Samedi 7 octobre 2006
Une nouvelle candidature féminine à la présidentielle de 2007 ? C'est en tout cas ce qu'affirme "Le Parisien" dans son édition du samedi 7 octobre, à propos de Michèle Alliot-Marie, l'actuelle ministre de la défense, qui devrait annoncer sa candidature au début de la semaine prochaine. Elle pourrait se présenter à l'élection suprême en dehors du parti majoritaire, aujourd'hui présidé par le très probable candidat, Nicolas Sarkozy. Elle se présente commen candidate libre et indépendante et refuse la procédure interne de désignation du candidat de l'UMP.

 


Il y a quelques jours, le député UMP Patrick Ollier, qui est aussi son conjoint, avait déclaré que la ministre de la défense, Michèle Alliot-Marie, "pense" à une candidature éventuelle à l'élection présidentielle de 2007. "Il est important que dans la droite et le centre il puisse y avoir aussi un choix", a déclaré le président de la commission des Affaires économiques de l'Assemblée nationale sur France 2.

 
"Michèle Alliot-Marie pense effectivement à une candidature. Mais c'est à elle et à elle seule qu'il revient de dire le moment venu si elle est candidate ou pas", a-t-il ajouté. "Pour l'instant, elle pense aux idées et je sais qu'elle travaille à cela." L'UMP doit officiellement désigner le candidat qu'il soutient dans ses rangs lors d'un congrès, le 14 janvier. Le ministre de l'Intérieur et président de l'UMP, Nicolas Sarkozy, fait aujourd'hui figure de "candidat naturel" du parti.

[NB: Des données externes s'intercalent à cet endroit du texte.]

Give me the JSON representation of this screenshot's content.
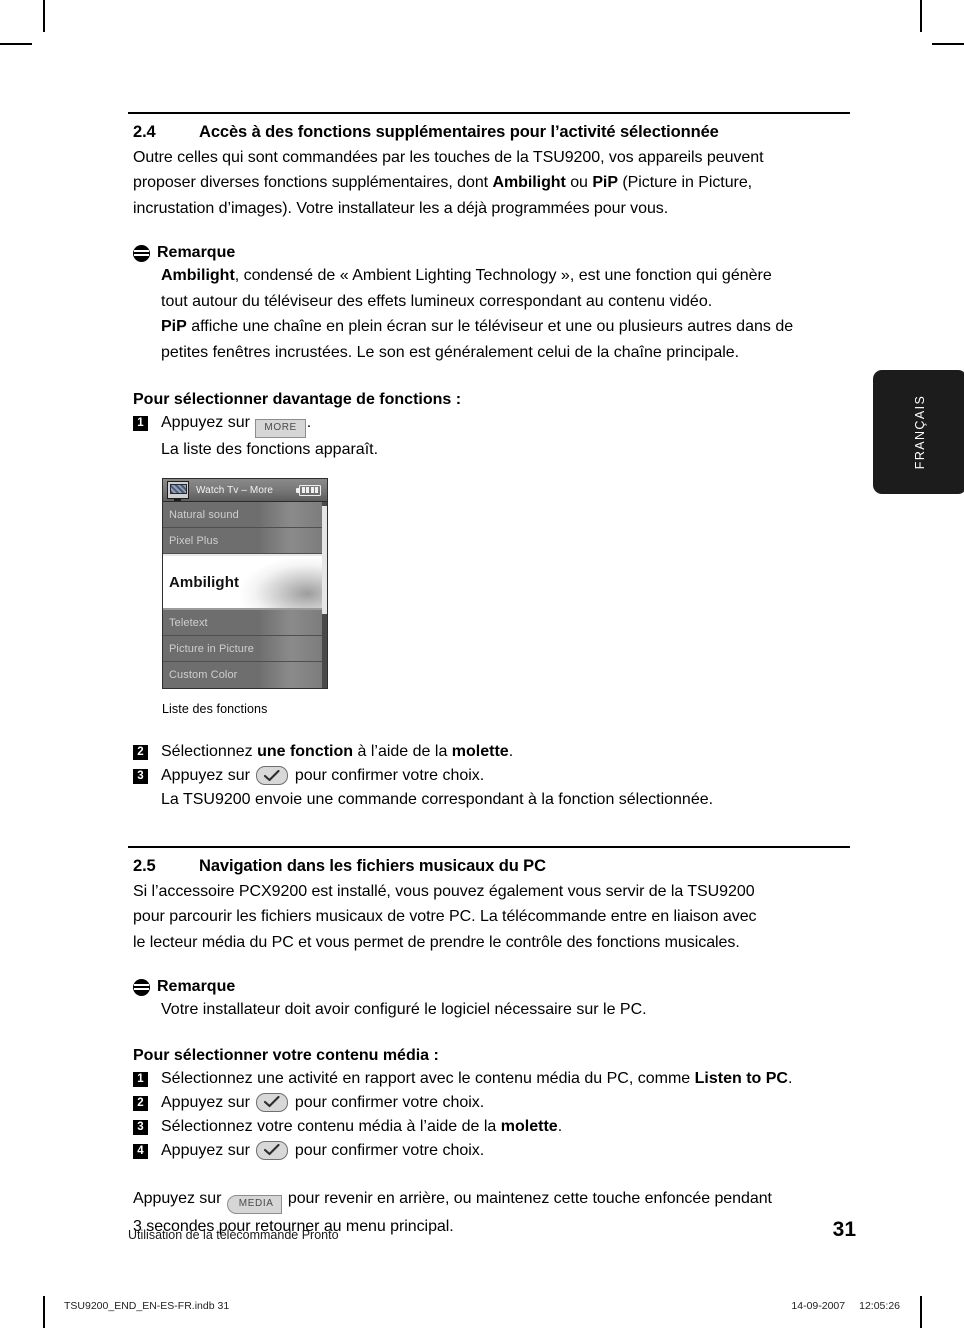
{
  "section_24": {
    "number": "2.4",
    "title": "Accès à des fonctions supplémentaires pour l’activité sélectionnée",
    "intro_l1": "Outre celles qui sont commandées par les touches de la TSU9200, vos appareils peuvent",
    "intro_l2_a": "proposer diverses fonctions supplémentaires, dont ",
    "intro_l2_b": "Ambilight",
    "intro_l2_c": " ou ",
    "intro_l2_d": "PiP",
    "intro_l2_e": " (Picture in Picture,",
    "intro_l3": "incrustation d’images). Votre installateur les a déjà programmées pour vous."
  },
  "note_1": {
    "heading": "Remarque",
    "p1_bold": "Ambilight",
    "p1_rest": ", condensé de « Ambient Lighting Technology », est une fonction qui génère",
    "p1_l2": "tout autour du téléviseur des effets lumineux correspondant au contenu vidéo.",
    "p2_bold": "PiP",
    "p2_rest": " affiche une chaîne en plein écran sur le téléviseur et une ou plusieurs autres dans de",
    "p2_l2": "petites fenêtres incrustées. Le son est généralement celui de la chaîne principale."
  },
  "procedure_1": {
    "heading": "Pour sélectionner davantage de fonctions :",
    "step1_num": "1",
    "step1_pre": "Appuyez sur ",
    "step1_key": "MORE",
    "step1_post": ".",
    "step1_sub": "La liste des fonctions apparaît.",
    "step2_num": "2",
    "step2_a": "Sélectionnez ",
    "step2_b": "une fonction",
    "step2_c": " à l’aide de la ",
    "step2_d": "molette",
    "step2_e": ".",
    "step3_num": "3",
    "step3_pre": "Appuyez sur ",
    "step3_post": " pour confirmer votre choix.",
    "step3_sub": "La TSU9200 envoie une commande correspondant à la fonction sélectionnée."
  },
  "lcd": {
    "title": "Watch Tv – More",
    "tv_icon": "tv-icon",
    "battery_icon": "battery-full-icon",
    "items": [
      {
        "label": "Natural sound",
        "selected": false
      },
      {
        "label": "Pixel Plus",
        "selected": false
      },
      {
        "label": "Ambilight",
        "selected": true
      },
      {
        "label": "Teletext",
        "selected": false
      },
      {
        "label": "Picture in Picture",
        "selected": false
      },
      {
        "label": "Custom Color",
        "selected": false
      }
    ],
    "caption": "Liste des fonctions"
  },
  "section_25": {
    "number": "2.5",
    "title": "Navigation dans les fichiers musicaux du PC",
    "intro_l1": "Si l’accessoire PCX9200 est installé, vous pouvez également vous servir de la TSU9200",
    "intro_l2": "pour parcourir les fichiers musicaux de votre PC. La télécommande entre en liaison avec",
    "intro_l3": "le lecteur média du PC et vous permet de prendre le contrôle des fonctions musicales."
  },
  "note_2": {
    "heading": "Remarque",
    "body": "Votre installateur doit avoir configuré le logiciel nécessaire sur le PC."
  },
  "procedure_2": {
    "heading": "Pour sélectionner votre contenu média :",
    "step1_num": "1",
    "step1_a": "Sélectionnez une activité en rapport avec le contenu média du PC, comme ",
    "step1_b": "Listen to PC",
    "step1_c": ".",
    "step2_num": "2",
    "step2_pre": "Appuyez sur ",
    "step2_post": " pour confirmer votre choix.",
    "step3_num": "3",
    "step3_a": "Sélectionnez votre contenu média à l’aide de la ",
    "step3_b": "molette",
    "step3_c": ".",
    "step4_num": "4",
    "step4_pre": "Appuyez sur ",
    "step4_post": " pour confirmer votre choix."
  },
  "closing": {
    "pre": "Appuyez sur ",
    "key": "MEDIA",
    "post": " pour revenir en arrière, ou maintenez cette touche enfoncée pendant",
    "line2": "3 secondes pour retourner au menu principal."
  },
  "tab": {
    "label": "FRANÇAIS"
  },
  "footer": {
    "left": "Utilisation de la télécommande Pronto",
    "page": "31"
  },
  "printline": {
    "file": "TSU9200_END_EN-ES-FR.indb   31",
    "date": "14-09-2007",
    "time": "12:05:26"
  }
}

"Michèle Alliot-Marie, d'ici là, aura dit ce qu'elle souhaite faire", a souligné Patrick Ollier, qui n'a pas exclu qu'elle se présente même si l'UMP désigne Nicolas Sarkozy. "Rien n'empêche personne. Bien sr, il y a des procédures. Mais chacun est libre de faire ce qu'il veut", a-t-il dit. "Ce qui est certain c'est que Michèle Alliot-Marie ne fera rien qui fasse perdre son camp."

Cette éventuelle candidature s'inscrirait dans la stratégie des fidèles du président Jacques Chirac qui ne veulent pas laisser le terrain de la présidentielle au seul président de l'UMP, Nicolas Sarkozy.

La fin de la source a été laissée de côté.